The “downstream” e-mails at issue—in addition to and separate from e-mails obtained directly from service providers as “business records”—are collected by intercepting their bulk transmission elsewhere (heretofore, a not-too-well-kept national security “secret”).

Judge Bates impliedly explained the courts’ arguably undeserved reputation by noting (in footnote 14) that—during the Bush (not Obama) Administration (which also engaged in “warrantless wiretapping”) – NSA lawyers repeatedly misrepresented the true nature and scope of its massive e-mail capture programs to the FISA court.

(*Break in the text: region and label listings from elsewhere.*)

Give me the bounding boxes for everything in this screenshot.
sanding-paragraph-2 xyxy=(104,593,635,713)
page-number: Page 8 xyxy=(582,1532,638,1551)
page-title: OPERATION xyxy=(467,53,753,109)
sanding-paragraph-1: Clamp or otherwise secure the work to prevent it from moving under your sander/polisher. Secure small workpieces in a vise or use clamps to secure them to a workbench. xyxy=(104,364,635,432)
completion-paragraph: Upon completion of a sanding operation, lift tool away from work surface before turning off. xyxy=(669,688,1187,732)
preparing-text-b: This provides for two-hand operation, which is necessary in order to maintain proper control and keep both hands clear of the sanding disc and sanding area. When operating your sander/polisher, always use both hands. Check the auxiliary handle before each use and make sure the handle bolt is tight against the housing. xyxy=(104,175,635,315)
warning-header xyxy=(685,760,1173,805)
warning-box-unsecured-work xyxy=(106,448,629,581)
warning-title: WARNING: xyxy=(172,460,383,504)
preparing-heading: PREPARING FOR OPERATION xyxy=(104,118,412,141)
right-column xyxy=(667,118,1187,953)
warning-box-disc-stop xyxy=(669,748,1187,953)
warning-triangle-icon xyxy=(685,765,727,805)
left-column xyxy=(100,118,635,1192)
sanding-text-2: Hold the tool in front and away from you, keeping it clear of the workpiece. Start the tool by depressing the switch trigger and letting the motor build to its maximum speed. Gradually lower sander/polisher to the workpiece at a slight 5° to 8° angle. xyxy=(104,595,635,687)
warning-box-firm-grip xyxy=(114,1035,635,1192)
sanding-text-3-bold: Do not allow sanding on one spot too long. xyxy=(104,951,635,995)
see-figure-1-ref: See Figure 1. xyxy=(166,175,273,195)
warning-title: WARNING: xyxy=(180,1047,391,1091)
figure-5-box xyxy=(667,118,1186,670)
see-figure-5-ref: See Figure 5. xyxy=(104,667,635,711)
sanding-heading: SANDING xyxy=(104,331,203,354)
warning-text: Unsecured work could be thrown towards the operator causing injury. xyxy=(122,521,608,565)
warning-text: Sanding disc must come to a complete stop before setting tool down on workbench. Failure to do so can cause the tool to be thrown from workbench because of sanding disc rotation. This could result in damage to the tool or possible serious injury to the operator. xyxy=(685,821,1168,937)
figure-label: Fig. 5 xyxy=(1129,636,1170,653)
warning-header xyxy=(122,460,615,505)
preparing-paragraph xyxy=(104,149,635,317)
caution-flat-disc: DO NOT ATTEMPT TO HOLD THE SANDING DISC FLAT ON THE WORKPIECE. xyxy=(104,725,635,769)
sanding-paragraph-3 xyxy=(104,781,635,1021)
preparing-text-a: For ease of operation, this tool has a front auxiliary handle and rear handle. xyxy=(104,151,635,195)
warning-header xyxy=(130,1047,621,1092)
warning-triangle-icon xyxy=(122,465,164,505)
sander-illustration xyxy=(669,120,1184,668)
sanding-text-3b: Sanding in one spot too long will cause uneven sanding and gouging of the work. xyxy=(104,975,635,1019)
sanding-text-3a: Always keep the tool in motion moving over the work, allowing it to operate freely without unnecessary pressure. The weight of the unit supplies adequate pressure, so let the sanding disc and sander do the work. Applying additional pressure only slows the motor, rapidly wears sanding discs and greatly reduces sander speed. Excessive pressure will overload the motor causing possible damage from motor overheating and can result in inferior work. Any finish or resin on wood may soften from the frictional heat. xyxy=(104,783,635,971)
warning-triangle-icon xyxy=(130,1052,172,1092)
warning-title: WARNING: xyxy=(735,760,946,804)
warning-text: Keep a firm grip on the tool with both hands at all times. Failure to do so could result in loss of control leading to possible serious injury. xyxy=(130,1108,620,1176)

Judge Bates also opined that – even if e-mails enjoy the same “reasonable expectation of privacy” as do telephone calls (see U.S. v. Warshak, 6th Cir. 2010, requiring a warrant for personalized law enforcement requests to ISPs for e-mails)—the e-mails actually sought by the NSA fell within the “foreign intelligence exception” to the warrant requirement.

However, the 56,000 “protected” e-mails “inadvertently” swept-up in NSA’s program – even though only .0075 percent of the 75 million e-mails captured during the three-year period – constituted a sufficient number of Fourth Amendment violations to require more effective pre-filtering and shorter retention of such e-mails – which the court ordered.

While it remains locally fashionable to mischaracterize any governmental action with which one disagrees as “tyranny” or “power grabbing”, the Sentinel’s Sunday editorial (“Addicted to power”) misses the mark.

Contrary to the Sentinel’s factual misstatements, the Forest Service has not “agreed to
re-examine its plan to require ski companies operating on national forest service lands to relinquish a portion of their state water rights in order to have their Forest Service permits renewed”, nor did “a federal court’s ruling . . . force the federal agency to reconsider”.

Rather, since 1983, Forest Service permits required ski areas to title water rights used for snow-making in the name of the United States.  Doing so ensures that those water rights “run with the land” and cannot be transferred for other uses – to the potential detriment of successor ski operators, local communities dependent on ski operations, graziers, and/or the national forest itself.

For the next twenty years, that policy was inconsistently enforced (but not necessarily legally “waived”), such that many Colorado ski areas obtained water rights without so titling them.  In 2004, the Bush Administration’s Forest Service began requiring joint ownership of such water rights with the U.S., while dubiously “grandfathering” previous non-compliant permits.  In 2011, President Obama’s Forest Service sought to restore consistency to the policy by requiring compliance as a condition for permit renewal.

In December 2012, the court – without addressing the substance of renewal conditions – ordered the Forest Service to withdraw its directive, pending completion of the public process required by the Administrative Procedures Act.  That process is now under way, and may well result in re-ratification of the Forest Service’s prudent 30 year-old policy.

Thus, as with NSA lies and voting rights in Texas, North Carolina, Ohio, and Florida, the “common affliction” is Republican “governance”, not government bureaucracy itself.